Guardrail 4.4: Commit to implementing robust AI system performance monitoring and evaluation, and to ensuring each system remains fit for purpose.

A month into deployment, ManufaxCo's monitoring indicates a reliability problem with the system. Timely investigation reveals a camera calibration issue that hardware configuration and updating the computer vision pipeline’s preprocessing stage fixes.

ManufaxCo then rolls the system out across multiple warehouses. Initially, the system proves effective in identifying common safety hazards, leading to a noticeable reduction in accidents and meeting all its acceptance criteria. 

However, as the warehouse operations expand to include new types of machinery and materials, the system experiences a dataset shift. It fails to recognise new hazards that were not present in its training data, resulting in several near-miss incidents that are reported through the feedback channels. 

The accountable owners examining the monitoring recognise this problem, and they assign the development team to address. The development team updates the training dataset again to include the new hazards.
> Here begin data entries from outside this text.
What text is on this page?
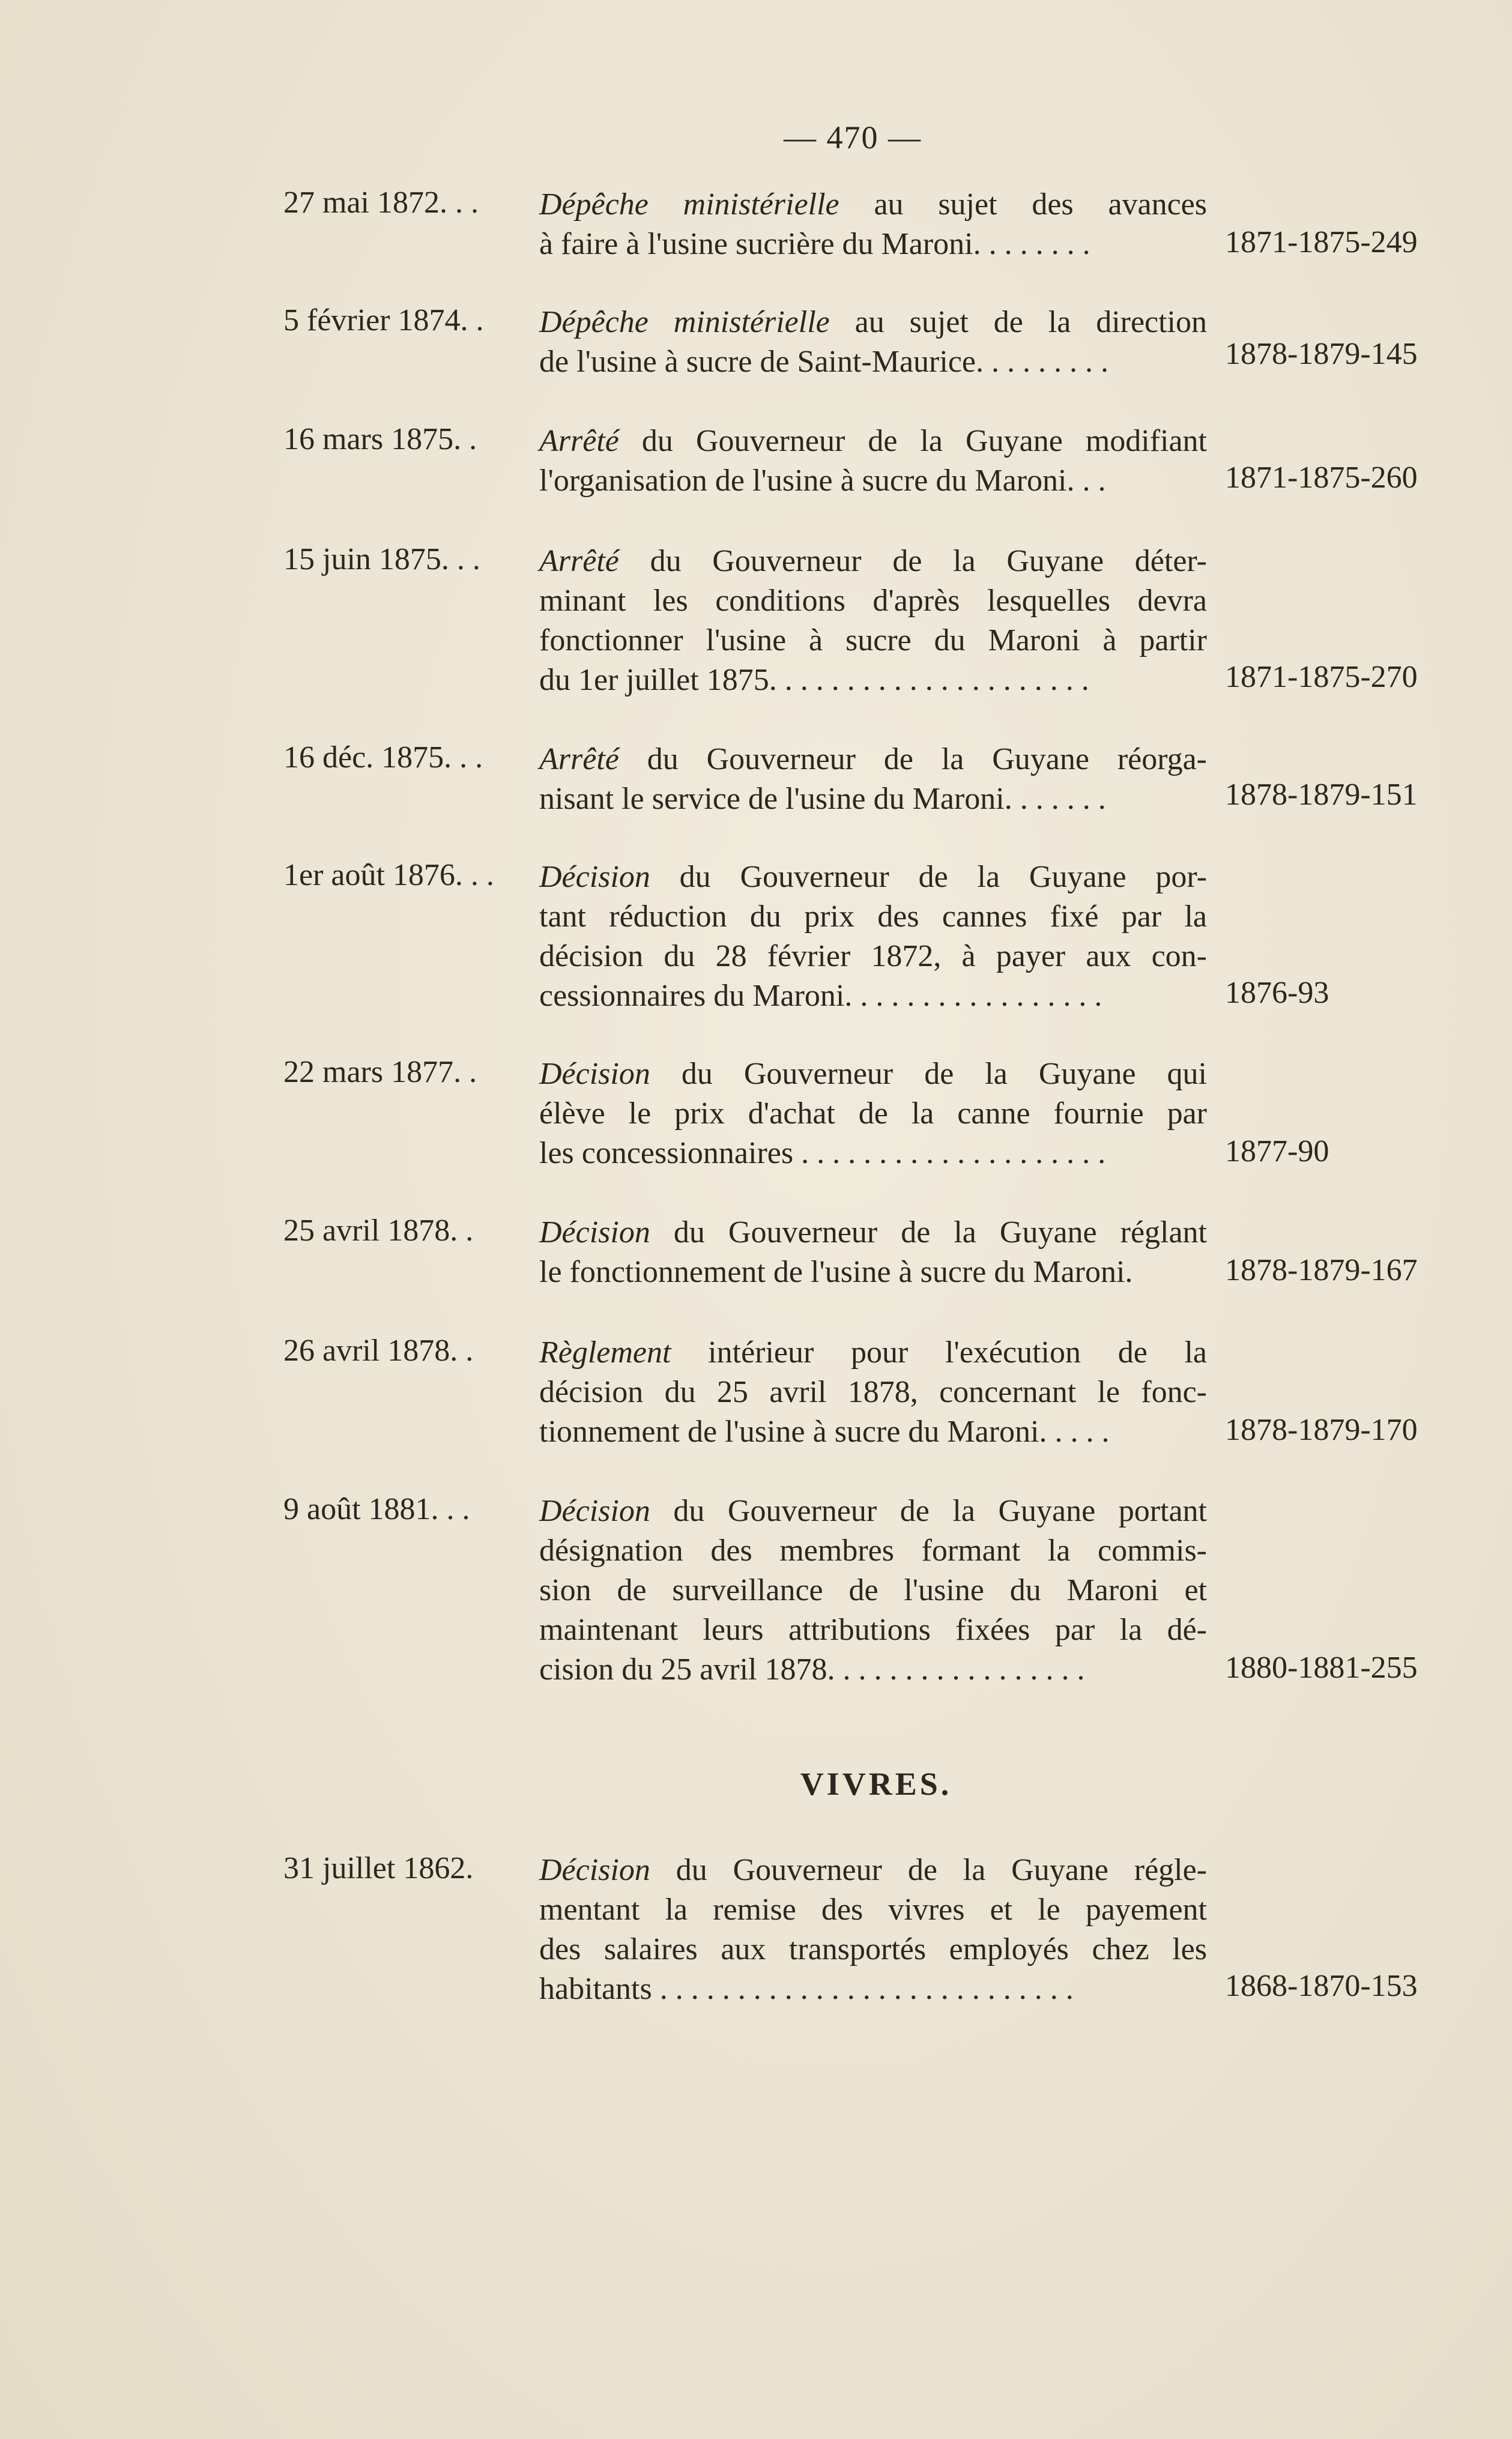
— 470 —
27 mai 1872. . . Dépêche ministérielle au sujet des avances
à faire à l'usine sucrière du Maroni. . . . . . . .	1871-1875-249
5 février 1874. . Dépêche ministérielle au sujet de la direction
de l'usine à sucre de Saint-Maurice. . . . . . . . .	1878-1879-145
16 mars 1875. . Arrêté du Gouverneur de la Guyane modifiant
l'organisation de l'usine à sucre du Maroni. . .	1871-1875-260
15 juin 1875. . . Arrêté du Gouverneur de la Guyane déter-
minant les conditions d'après lesquelles devra
fonctionner l'usine à sucre du Maroni à partir
du 1er juillet 1875. . . . . . . . . . . . . . . . . . . . .	1871-1875-270
16 déc. 1875. . . Arrêté du Gouverneur de la Guyane réorga-
nisant le service de l'usine du Maroni. . . . . . .	1878-1879-151
1er août 1876. . . Décision du Gouverneur de la Guyane por-
tant réduction du prix des cannes fixé par la
décision du 28 février 1872, à payer aux con-
cessionnaires du Maroni. . . . . . . . . . . . . . . . .	1876-93
22 mars 1877. . Décision du Gouverneur de la Guyane qui
élève le prix d'achat de la canne fournie par
les concessionnaires . . . . . . . . . . . . . . . . . . . .	1877-90
25 avril 1878. . Décision du Gouverneur de la Guyane réglant
le fonctionnement de l'usine à sucre du Maroni.	1878-1879-167
26 avril 1878. . Règlement intérieur pour l'exécution de la
décision du 25 avril 1878, concernant le fonc-
tionnement de l'usine à sucre du Maroni. . . . .	1878-1879-170
9 août 1881. . . Décision du Gouverneur de la Guyane portant
désignation des membres formant la commis-
sion de surveillance de l'usine du Maroni et
maintenant leurs attributions fixées par la dé-
cision du 25 avril 1878. . . . . . . . . . . . . . . . .	1880-1881-255
VIVRES.
31 juillet 1862. Décision du Gouverneur de la Guyane régle-
mentant la remise des vivres et le payement
des salaires aux transportés employés chez les
habitants . . . . . . . . . . . . . . . . . . . . . . . . . . .	1868-1870-153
The model is updated and re-tested. 
Guardrail 4.5: Commit to regular system audits for ongoing compliance with the acceptance criteria (or justify why audits aren’t needed).

Considering the serious safety impacts of the systems, the accountable owner requests another independent internal technical team do an assessment before the final roll out across all warehouses. 

During the assessment of the design documentation and pilot monitoring logs, the independent assessors identify and recommend better camera placement to minimise chances of blind spots caused by machines and their operators. ManufaxCo applies this recommendation as an update to the existing installed systems and records it as a consideration for any future deployment in other warehouses. 
Guardrail 4.1: Commit to a robust process for timely and regular monitoring, evaluation and reporting of AI system performance. Given this is a complex new system that could have significant safety impacts, accountable owners decide to audit the system and its governance in 6 months. At this stage there will be an existing operational track record.